Continuing the Fight: How Walking The Talk Keeps This Warrior Going
Melvin Gatewood is no stranger to service or sacrifice. He grew up knowing the importance of both words, with strong influences and family members leading by example for as long as he can remember.
Not only did many of his uncles and cousins serve in the military, but his grandmother also frequently took him to nursing homes to check in and be a friendly face for residents.
“The military was just something that was very embedded into my family,” Melvin said. “But the sense of service was as well.”
He knew early on that he wanted to join the military and ultimately enlisted in the National Guard before graduating from high school.
Melvin eventually deployed to Iraq where he landed alongside his brother and cousin, all serving in the region simultaneously. While the familial support overseas was a gift, he regularly thought about his mother, a social worker back home in rural Mississippi, who was now without her only two children.
Although they were in different platoons, Melvin said they each had their fair share of missions and action. They were always worried about each other, wondering if someone would come back injured.
For Melvin, that happened in 2005 when he was severely burned and injured in a Humvee explosion. He vividly remembers the explosion and the instincts that kicked in after. He focused solely on ensuring everyone else got out and then kept going to finish the mission. His own pain and injuries were the furthest thing from his mind.

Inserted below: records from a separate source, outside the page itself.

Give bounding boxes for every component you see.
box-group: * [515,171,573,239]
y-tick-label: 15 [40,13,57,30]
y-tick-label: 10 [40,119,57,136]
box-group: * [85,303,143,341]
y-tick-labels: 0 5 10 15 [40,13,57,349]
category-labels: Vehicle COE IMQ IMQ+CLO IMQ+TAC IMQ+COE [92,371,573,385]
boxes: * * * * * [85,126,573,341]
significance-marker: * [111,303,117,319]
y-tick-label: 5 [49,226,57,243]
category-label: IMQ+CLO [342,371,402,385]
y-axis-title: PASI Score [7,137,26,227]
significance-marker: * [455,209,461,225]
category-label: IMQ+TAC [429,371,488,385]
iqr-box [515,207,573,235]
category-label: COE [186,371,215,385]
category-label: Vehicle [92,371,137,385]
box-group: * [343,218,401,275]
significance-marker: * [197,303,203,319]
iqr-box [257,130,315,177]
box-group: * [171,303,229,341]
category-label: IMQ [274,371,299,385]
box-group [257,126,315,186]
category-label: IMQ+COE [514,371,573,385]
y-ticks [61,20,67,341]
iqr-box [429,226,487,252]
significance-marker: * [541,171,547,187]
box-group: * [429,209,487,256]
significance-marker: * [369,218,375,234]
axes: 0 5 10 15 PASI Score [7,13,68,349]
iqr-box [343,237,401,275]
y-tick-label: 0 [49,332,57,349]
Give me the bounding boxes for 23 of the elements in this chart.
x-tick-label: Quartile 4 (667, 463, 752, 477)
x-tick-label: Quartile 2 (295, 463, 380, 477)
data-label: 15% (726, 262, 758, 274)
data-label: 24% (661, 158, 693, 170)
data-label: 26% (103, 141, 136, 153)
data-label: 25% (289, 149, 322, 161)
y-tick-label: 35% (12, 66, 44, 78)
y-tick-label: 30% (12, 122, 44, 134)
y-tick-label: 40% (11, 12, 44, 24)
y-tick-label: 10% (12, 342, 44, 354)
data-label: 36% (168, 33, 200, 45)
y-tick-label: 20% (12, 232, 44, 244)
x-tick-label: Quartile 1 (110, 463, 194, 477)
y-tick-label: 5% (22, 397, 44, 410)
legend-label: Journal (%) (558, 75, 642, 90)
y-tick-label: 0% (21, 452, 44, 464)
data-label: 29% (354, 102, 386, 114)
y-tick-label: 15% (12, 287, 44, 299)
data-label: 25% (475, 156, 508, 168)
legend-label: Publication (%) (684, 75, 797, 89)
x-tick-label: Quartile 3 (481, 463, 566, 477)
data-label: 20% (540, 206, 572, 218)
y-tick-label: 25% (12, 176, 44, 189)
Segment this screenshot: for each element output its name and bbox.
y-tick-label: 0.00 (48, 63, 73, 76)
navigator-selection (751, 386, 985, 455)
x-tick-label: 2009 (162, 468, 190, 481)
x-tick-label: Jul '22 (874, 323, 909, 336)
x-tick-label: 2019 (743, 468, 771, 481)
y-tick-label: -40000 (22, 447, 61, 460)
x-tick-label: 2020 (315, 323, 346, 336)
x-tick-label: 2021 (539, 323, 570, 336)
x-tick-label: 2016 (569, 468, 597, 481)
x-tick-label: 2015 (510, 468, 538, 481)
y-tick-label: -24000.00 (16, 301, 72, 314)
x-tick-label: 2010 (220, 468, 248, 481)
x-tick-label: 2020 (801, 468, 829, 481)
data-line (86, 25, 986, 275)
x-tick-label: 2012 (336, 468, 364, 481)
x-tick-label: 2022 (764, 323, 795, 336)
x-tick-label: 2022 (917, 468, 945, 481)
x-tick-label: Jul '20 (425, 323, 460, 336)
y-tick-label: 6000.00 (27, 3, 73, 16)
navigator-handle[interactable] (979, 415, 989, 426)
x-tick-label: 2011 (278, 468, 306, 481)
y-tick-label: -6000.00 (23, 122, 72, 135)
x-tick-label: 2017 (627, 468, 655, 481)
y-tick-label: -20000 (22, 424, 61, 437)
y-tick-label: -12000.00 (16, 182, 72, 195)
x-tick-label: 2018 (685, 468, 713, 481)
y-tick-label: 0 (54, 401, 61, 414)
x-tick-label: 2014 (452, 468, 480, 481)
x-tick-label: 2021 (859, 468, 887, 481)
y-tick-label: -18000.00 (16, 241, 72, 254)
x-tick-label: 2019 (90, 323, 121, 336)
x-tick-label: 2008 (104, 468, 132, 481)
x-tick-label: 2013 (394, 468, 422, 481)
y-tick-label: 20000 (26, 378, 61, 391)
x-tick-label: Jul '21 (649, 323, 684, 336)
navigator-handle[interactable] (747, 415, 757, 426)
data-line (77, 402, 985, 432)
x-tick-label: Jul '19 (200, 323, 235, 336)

“We just wrapped my arm up and I continued the mission,” he said. “I remember they kept trying to put me in the last vehicle when we were heading back out, but I just kept saying no, put me in the front. I want to be in the first vehicle.”
Forging a New Path Through Continued Service
This sense of service is what Melvin lives by every day.
When the military medically discharged him, Melvin didn’t know what his next mission would be.
But what he did know was he wasn’t done serving. He wanted to find ways to continue on that path.
Melvin registered with Wounded Warrior Project® (WWP) in 2013. Since then, he’s participated a broad mix of events and programs, including the Carry Forward 5K, Soldier Ride®, Peer Support Group events, WWP Talk, and Project Odyssey®. He found a renewed sense of belonging with fellow warriors, and never turned back.
“It was just like, ‘this is what I needed,’” said Melvin. “I haven’t felt this since I was in the military … they were speaking my language.”
But even after such strong personal involvement in WWP, he found himself still longing to serve others.
Now, Melvin serves as a Peer Support Group leader, and volunteers to share his story through WWP to ensure other warriors know help is available. These roles empower Melvin to help other veterans persevere through adversity, reach out for help, and take advantage of available resources.
"Just because I carry it well doesn't mean that it's not heavy."
“You continue to fight. The battle was on the battlefield when we were over in Iraq,” he said. “But we brought a battle back with us, and a lot of times we replay those battles when we go to sleep at night. Sometimes they’ll show up with the smell of diesel at the gas pump. It may show up with a loud bang when you don’t know where it came from. But to just still be here, and to tell a brother and a sister that I still have your six.”
Healing Himself, Helping Others
He’s continuing his own mental health journey as well. Even through being a resource and a leader for others, Melvin continues to participate in WWP Talk and reach out for help himself.
“Just because I carry it well doesn’t mean that it’s not heavy,” he said.
Now that Melvin is helping lead others in their own healing journeys, he finds it critical to practice what he preaches and ensure he’s always taking care of himself, too.
“Just because you completed a program doesn’t mean that you are finished with your recovery,” Melvin said. “It’s a road to recovery. It’s an everyday process.”